E aí, autor? O que achou do final de Game of Thrones? Deixe aqui seu comentário!

1 comentário

  1. Tomas Pelosi Filho

    Outra perspectiva sobre o assunto.

    O arquétipo da Quebradora de Correntes

    Os capítulos finais de GoT deixaram a última temporada menos ruim. Embora os diálogos tenham seguido muito abaixo daqueles do início, extraídos dos livros, o dedo de George RR Martin apareceu na definição do destino de dois personagens centrais. Foi o que evitou um desastroso final agridoce.

    Daenerys amadureceu primeiro, encarnando um arquétipo fácil de se reconhecer no mundo real, mas poucas vezes bem representado na ficção: a “Quebradora de Correntes”.
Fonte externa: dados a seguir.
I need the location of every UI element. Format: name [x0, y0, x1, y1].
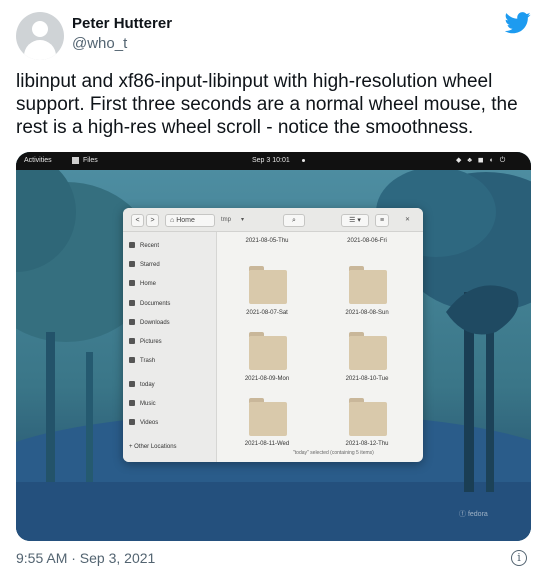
- folder-label: 2021-08-05-Thu: [245, 238, 289, 244]
- tweet-text: libinput and xf86-input-libinput with hi…: [16, 71, 518, 138]
- file-manager-window: < > ⌂ Home tmp ▾ ⌕ ☰ ▾ ≡ ✕ Recent Starre…: [123, 208, 423, 462]
- author-name[interactable]: Peter Hutterer: [72, 15, 172, 32]
- trash-icon: [129, 357, 135, 363]
- camera-icon: [129, 338, 135, 344]
- view-options-button[interactable]: ☰ ▾: [341, 214, 369, 227]
- hamburger-icon: ≡: [379, 217, 385, 224]
- folder-icon: [249, 332, 287, 370]
- fedora-watermark: ⓕ fedora: [459, 511, 488, 518]
- header-bar: < > ⌂ Home tmp ▾ ⌕ ☰ ▾ ≡ ✕: [123, 208, 423, 232]
- folder-icon: [129, 381, 135, 387]
- system-tray-icons[interactable]: ◆ ♣ ◼ ◐ ⏻: [456, 156, 507, 165]
- activities-button[interactable]: Activities: [24, 157, 52, 164]
- sidebar-item-starred[interactable]: Starred: [129, 259, 160, 271]
- sidebar-item-trash[interactable]: Trash: [129, 355, 155, 367]
- gnome-top-bar: Activities Files Sep 3 10:01 ◆ ♣ ◼ ◐ ⏻: [16, 152, 531, 170]
- folder-item[interactable]: 2021-08-07-Sat: [227, 266, 307, 336]
- app-menu-label[interactable]: Files: [83, 157, 98, 164]
- files-app-icon: [72, 157, 79, 164]
- folder-icon: [129, 400, 135, 406]
- folder-label: 2021-08-08-Sun: [345, 310, 389, 316]
- info-icon[interactable]: i: [511, 550, 527, 566]
- folder-item[interactable]: 2021-08-08-Sun: [327, 266, 407, 336]
- tweet-card: Peter Hutterer @who_t libinput and xf86-…: [0, 0, 539, 580]
- folder-icon: [129, 419, 135, 425]
- clock[interactable]: Sep 3 10:01: [252, 157, 290, 164]
- folder-icon: [249, 266, 287, 304]
- author-handle[interactable]: @who_t: [72, 35, 127, 52]
- close-icon[interactable]: ✕: [405, 214, 410, 227]
- search-button[interactable]: ⌕: [283, 214, 305, 227]
- back-button[interactable]: <: [131, 214, 144, 227]
- forward-button[interactable]: >: [146, 214, 159, 227]
- folder-icon: [349, 398, 387, 436]
- download-icon: [129, 319, 135, 325]
- folder-icon: [349, 266, 387, 304]
- home-icon: [129, 280, 135, 286]
- home-icon: ⌂: [170, 217, 175, 224]
- star-icon: [129, 261, 135, 267]
- sidebar-item-downloads[interactable]: Downloads: [129, 317, 170, 329]
- selection-status: "today" selected (containing 5 items): [293, 450, 374, 456]
- folder-item[interactable]: 2021-08-09-Mon: [227, 332, 307, 402]
- sidebar-item-today[interactable]: today: [129, 379, 155, 391]
- places-sidebar: Recent Starred Home Documents Downloads …: [123, 232, 217, 462]
- chevron-down-icon[interactable]: ▾: [241, 214, 244, 227]
- fedora-logo-icon: ⓕ: [459, 511, 466, 518]
- sidebar-item-pictures[interactable]: Pictures: [129, 336, 162, 348]
- folder-label: 2021-08-10-Tue: [345, 376, 389, 382]
- video-media[interactable]: Activities Files Sep 3 10:01 ◆ ♣ ◼ ◐ ⏻ <…: [16, 152, 531, 541]
- folder-grid: 2021-08-05-Thu 2021-08-06-Fri 2021-08-07…: [217, 232, 423, 462]
- folder-label: 2021-08-06-Fri: [347, 238, 387, 244]
- sidebar-item-documents[interactable]: Documents: [129, 298, 170, 310]
- path-current-label[interactable]: tmp: [221, 214, 231, 227]
- sidebar-item-other-locations[interactable]: + Other Locations: [129, 441, 177, 453]
- list-view-icon: ☰ ▾: [349, 217, 361, 224]
- clock-icon: [129, 242, 135, 248]
- sidebar-item-music[interactable]: Music: [129, 398, 156, 410]
- folder-label: 2021-08-09-Mon: [244, 376, 290, 382]
- folder-label: 2021-08-11-Wed: [244, 441, 290, 447]
- document-icon: [129, 300, 135, 306]
- menu-button[interactable]: ≡: [375, 214, 389, 227]
- folder-icon: [349, 332, 387, 370]
- sidebar-item-videos[interactable]: Videos: [129, 417, 158, 429]
- sidebar-item-recent[interactable]: Recent: [129, 240, 159, 252]
- folder-icon: [249, 398, 287, 436]
- sidebar-item-home[interactable]: Home: [129, 278, 156, 290]
- folder-label: 2021-08-12-Thu: [345, 441, 389, 447]
- notification-dot-icon: [302, 159, 305, 162]
- path-home-label: Home: [176, 217, 195, 224]
- folder-label: 2021-08-07-Sat: [246, 310, 288, 316]
- twitter-bird-icon[interactable]: [505, 12, 531, 34]
- folder-item[interactable]: 2021-08-10-Tue: [327, 332, 407, 402]
- avatar[interactable]: [16, 12, 64, 60]
- tweet-timestamp[interactable]: 9:55 AM · Sep 3, 2021: [16, 550, 155, 566]
- search-icon: ⌕: [292, 217, 296, 224]
- path-home-button[interactable]: ⌂ Home: [165, 214, 215, 227]
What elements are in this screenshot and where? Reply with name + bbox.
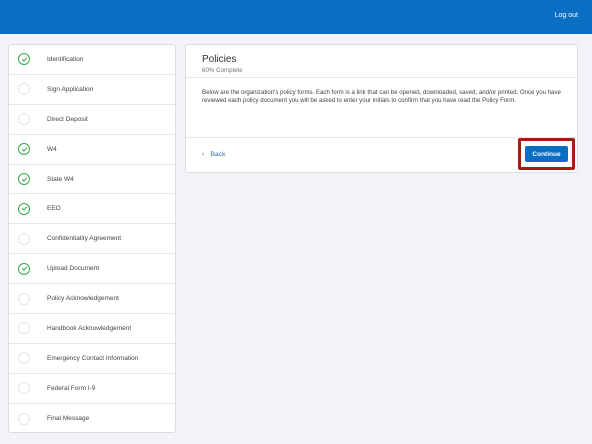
sidebar-step[interactable]: Federal Form I-9 (9, 374, 175, 404)
sidebar-step-label: Sign Application (47, 85, 94, 93)
policy-description: Below are the organization's policy form… (186, 78, 577, 138)
page-title: Policies (202, 54, 237, 65)
sidebar-step[interactable]: Identification (9, 45, 175, 75)
sidebar-step-label: Final Message (47, 415, 90, 423)
empty-circle-icon (18, 113, 30, 126)
steps-sidebar: Identification Sign Application Direct Dep… (8, 44, 176, 433)
sidebar-step-label: Direct Deposit (47, 115, 88, 123)
sidebar-step[interactable]: Policy Acknowledgement (9, 284, 175, 315)
sidebar-step-label: Handbook Acknowledgement (47, 324, 132, 332)
empty-circle-icon (18, 232, 30, 245)
sidebar-step-label: State W4 (47, 175, 74, 183)
empty-circle-icon (18, 322, 30, 335)
top-bar: Log out (0, 0, 592, 34)
check-circle-icon (18, 53, 30, 66)
sidebar-step-label: W4 (47, 145, 57, 153)
empty-circle-icon (18, 412, 30, 425)
back-link[interactable]: ‹ Back (202, 151, 225, 158)
sidebar-step[interactable]: EEO (9, 194, 175, 225)
chevron-left-icon: ‹ (202, 151, 205, 158)
check-circle-icon (18, 202, 30, 215)
sidebar-step[interactable]: W4 (9, 135, 175, 165)
sidebar-step[interactable]: Confidentiality Agreement (9, 224, 175, 255)
sidebar-step[interactable]: Sign Application (9, 75, 175, 105)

    Como os manjados líderes carismáticos que se apoiam num discurso de justiça social, Khaleesi logo juntou um grande séquito de seguidores apaixonados que se atirariam na goela de um dragão por ela. Vendeu seu moto pessoal – “pereat mundus, fiat justitia” (acabe-se o mundo, mas faça-se justiça) – como uma forma de religião e prometeu limpar a terra dos “infiéis”, sem hesitar em executar no processo os inimigos, os amigos dissidentes e até mesmo mulheres, velhos e crianças inocentes que ousaram estar na linha de fogo de Drogon. Compreensível. Afinal, o que é a população de uma cidade comparada ao projeto de transformar o mundo inteiro num paraíso sem “mestres”, onde todos são iguais – menos ela e a sua trupe de puxa-sacos?

    Retirado o verniz, Daeneris era a “Quebradoras de Correntes“ proverbial, tirana implacável, mestre única e suprema, juíza incontestável do bem e do mal, amada e odiada, facilmente reconhecível nos Stalins, Castros, Chaves, Maduros e Lulas da vida (Tá certo, Lula não chegou a ser tirano, mas seria, se tivesse a oportunidade. Basta ver a sua admiração pelo trabalho dos outros).

    Daeneris morta, foi a vez de Jon cumprir o seu destino. Ao contrário de sua tia, encontrou solução narrativa fora da estrutura do arquétipo óbvio de seu personagem: o herói do monomito. Iludiu o público por oito temporadas cumprindo quase à risca todas as etapas da Jornada do Herói – chamada, reticência, provações, ajuda sobrenatural, mentor, abismo, transformação, etc. Menos a última, o retorno, na qual ele se salvaria e ao mundo pela força de sua moral sobre-humana.

    Felizmente para nós, fãs da série, Jon falha no teste ético supremo e toma o caminho escorregadio da justiça com as próprias mãos. Pior, não o faz por convicção, mas porque é induzido pelo papo de Tyrion e de Arya. No final das contas, ele era só um cara que dizia que não queria ser rei porque, no fundo, sabia que não era mesmo feito do material certo.

    Ficou mais verossímil, mais GRRM. Gostei.